One further troubling development is heightened competition among colleges and universities, including our peer group. Students and their families are increasingly aware of choice in the recruitment process. Higher education institutions are responding not only by deepening programs but also by providing ever more services and amenities and by offering steadily larger amounts of financial aid often based on merit rather than need. This type of competition presents an especially acute problem for Dickinson, since we have moved into a peer group of wealthier and, traditionally, more prestigious colleges. 

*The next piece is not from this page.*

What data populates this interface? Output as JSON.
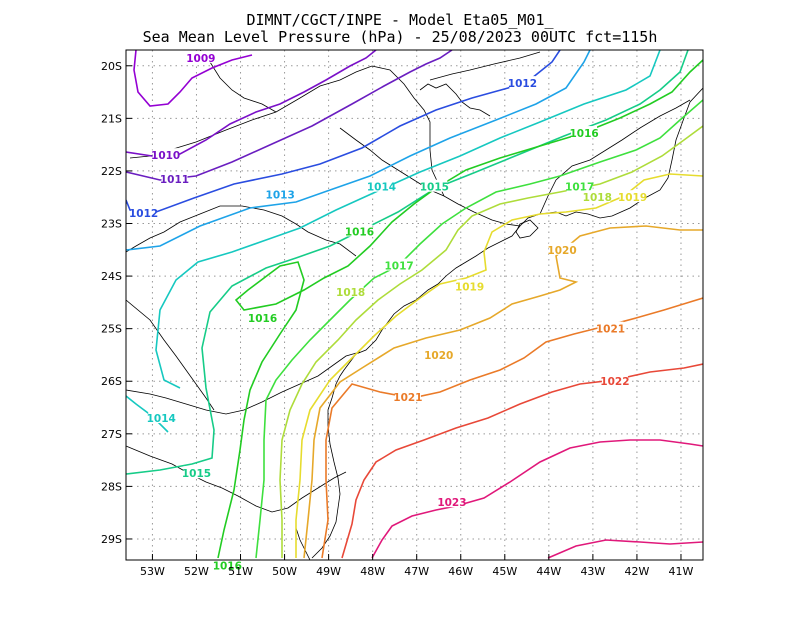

Despite these challenges, we see real opportunities for Dickinson. For example, while traditional pools of potential students are leveling off or shrinking, new and more diverse populations are opening to us. Public questioning of a liberal-arts education is matched by a growing, countervailing endorsement of what we do. The recent effort of military service academies to redefine themselves as liberal-arts institutions is one salient example of this trend. Voices emphasizing the timeliness of our type of education have appeared in the business community and media. Though disparate in particulars, advocates for what we do share a conviction that the very nature of the changes surrounding us—the speed, complexity and high stakes of our times—makes liberal learning more not less essential. We need, they argue convincingly, leaders and a public who comfortably and regularly cross the borders of culture, language and knowledge.

Even the increasingly competitive, fluid situation within higher education can be turned to the advantage of dynamic institutions with strong value propositions and the ability to innovate. Since the articulation of Strategic Plan I, Dickinson has demonstrated that it is one such institution.